Newly diagnosed breast cancer patients should undergo a preoperative MRI exam even if their breasts are not dense, a new study indicates. The study found no difference between the usefulness of 3T breast MRI in detecting additional malignancies and high risk lesions in dense versus non-dense breasts.
"There are currently no guidelines that define the role of breast density in determining if a preoperative MRI should be performed. However, anecdotally, we know that preoperative MRI exams tend to be ordered more frequently in younger patients and/or patients with dense breast tissue," said Reena Vashi, MD, one of the authors of the study.
The study of 127 patients, conducted at Yale University School of Medicine in New Haven, CT, found that 3T MRI detected additional malignancies in 26% of patients who had breasts that were not considered dense and in 25% of patients with dense breasts, said Dr. Vashi. There was no difference in the patients with dense breasts compared to those without dense breasts in regard "to the size of lesions detected, or the distribution of the lesions," Dr. Vashi said. In both populations, a significant and statistically similar percentage of patients had unsuspected additional cancers in the opposite breast or in a separate quadrant from the known cancer in the same breast, necessitating a change in surgical management.

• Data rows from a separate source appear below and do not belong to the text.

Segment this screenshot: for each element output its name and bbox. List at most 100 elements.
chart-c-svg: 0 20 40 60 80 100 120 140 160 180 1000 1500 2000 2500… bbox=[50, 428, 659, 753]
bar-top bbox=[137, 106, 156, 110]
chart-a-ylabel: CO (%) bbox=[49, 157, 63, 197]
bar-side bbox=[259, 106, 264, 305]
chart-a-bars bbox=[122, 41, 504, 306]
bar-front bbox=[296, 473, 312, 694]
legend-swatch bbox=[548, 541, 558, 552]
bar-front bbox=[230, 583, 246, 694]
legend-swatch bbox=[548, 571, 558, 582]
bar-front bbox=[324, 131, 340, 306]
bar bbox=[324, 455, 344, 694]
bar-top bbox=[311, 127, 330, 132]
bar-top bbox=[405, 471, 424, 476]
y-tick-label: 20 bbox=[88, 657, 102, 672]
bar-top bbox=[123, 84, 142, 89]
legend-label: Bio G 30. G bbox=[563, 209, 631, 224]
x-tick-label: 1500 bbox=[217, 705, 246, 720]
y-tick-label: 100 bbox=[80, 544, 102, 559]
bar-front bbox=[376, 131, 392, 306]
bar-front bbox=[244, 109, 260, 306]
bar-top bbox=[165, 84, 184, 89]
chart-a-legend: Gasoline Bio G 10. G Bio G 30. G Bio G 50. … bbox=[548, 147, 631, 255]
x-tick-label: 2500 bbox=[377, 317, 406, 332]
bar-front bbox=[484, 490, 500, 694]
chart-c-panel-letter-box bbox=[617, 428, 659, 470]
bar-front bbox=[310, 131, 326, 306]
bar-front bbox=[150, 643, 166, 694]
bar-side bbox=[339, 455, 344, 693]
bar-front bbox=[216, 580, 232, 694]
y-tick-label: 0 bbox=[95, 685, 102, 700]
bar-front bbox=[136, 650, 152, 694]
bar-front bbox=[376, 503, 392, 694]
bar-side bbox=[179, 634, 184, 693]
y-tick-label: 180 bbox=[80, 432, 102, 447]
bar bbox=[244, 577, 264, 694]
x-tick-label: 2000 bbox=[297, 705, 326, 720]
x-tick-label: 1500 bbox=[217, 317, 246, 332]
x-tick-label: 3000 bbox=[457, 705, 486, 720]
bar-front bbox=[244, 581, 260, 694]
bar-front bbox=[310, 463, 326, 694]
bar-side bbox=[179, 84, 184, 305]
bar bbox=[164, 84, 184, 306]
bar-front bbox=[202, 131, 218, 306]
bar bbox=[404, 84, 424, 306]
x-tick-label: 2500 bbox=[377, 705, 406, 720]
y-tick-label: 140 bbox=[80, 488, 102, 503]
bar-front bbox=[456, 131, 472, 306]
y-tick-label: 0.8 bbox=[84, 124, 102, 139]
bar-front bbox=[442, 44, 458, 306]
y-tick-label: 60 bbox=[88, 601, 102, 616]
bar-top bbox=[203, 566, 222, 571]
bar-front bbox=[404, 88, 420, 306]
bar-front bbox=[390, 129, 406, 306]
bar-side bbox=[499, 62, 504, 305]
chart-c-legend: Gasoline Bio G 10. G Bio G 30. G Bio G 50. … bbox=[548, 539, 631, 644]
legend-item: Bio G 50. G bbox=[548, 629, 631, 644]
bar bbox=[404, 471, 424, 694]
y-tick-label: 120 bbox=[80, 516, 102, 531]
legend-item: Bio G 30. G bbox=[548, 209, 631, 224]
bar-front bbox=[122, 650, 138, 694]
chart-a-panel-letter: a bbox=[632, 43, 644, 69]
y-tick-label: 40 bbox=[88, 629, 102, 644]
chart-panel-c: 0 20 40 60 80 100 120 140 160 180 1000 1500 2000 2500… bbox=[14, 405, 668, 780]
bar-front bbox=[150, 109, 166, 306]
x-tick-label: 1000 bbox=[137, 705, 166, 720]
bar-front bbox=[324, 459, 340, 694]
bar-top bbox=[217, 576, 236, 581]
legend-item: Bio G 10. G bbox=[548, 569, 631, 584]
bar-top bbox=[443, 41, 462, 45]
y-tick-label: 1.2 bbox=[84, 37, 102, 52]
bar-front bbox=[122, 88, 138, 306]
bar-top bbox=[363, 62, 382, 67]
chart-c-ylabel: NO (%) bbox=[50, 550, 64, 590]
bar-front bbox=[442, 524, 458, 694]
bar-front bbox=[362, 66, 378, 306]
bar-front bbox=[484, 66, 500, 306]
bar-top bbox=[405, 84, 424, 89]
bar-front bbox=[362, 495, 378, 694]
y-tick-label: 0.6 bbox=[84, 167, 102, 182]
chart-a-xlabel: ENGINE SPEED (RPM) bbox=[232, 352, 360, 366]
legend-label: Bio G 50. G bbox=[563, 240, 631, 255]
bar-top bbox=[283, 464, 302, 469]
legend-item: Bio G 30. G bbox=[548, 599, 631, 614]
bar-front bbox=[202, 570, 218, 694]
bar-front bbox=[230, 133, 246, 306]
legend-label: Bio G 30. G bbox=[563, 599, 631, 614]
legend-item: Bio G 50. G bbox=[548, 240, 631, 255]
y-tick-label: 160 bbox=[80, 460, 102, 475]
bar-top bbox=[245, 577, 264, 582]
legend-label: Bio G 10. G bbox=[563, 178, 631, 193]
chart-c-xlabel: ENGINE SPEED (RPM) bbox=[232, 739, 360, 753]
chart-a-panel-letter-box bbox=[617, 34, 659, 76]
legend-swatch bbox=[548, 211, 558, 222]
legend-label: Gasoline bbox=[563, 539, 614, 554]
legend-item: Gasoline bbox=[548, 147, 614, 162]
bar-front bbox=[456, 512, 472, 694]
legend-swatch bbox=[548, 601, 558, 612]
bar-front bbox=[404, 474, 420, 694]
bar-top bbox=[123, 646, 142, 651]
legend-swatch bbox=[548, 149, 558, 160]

This study provides incentive for more research, said Dr. Vashi. "If these results are reproducible, we propose that the decision to perform preoperative breast MRI not be influenced by breast density," she said.
The study will be presented May 4 at the American Roentgen Ray Society Annual Meeting in Vancouver, Canada.
The American Roentgen Ray Society (ARRS) was founded in 1900 and is the oldest radiology society in the United States. Its monthly journal, the American Journal of Roentgenology, began publication in 1906. Radiologists from all over the world attend the ARRS Annual Meeting to take part in instructional courses, scientific paper presentations and scientific and commercial exhibits related to the field of radiology. The Society is named after the first Nobel Laureate in Physics, Wilhelm Röentgen, who discovered the X-ray in 1895.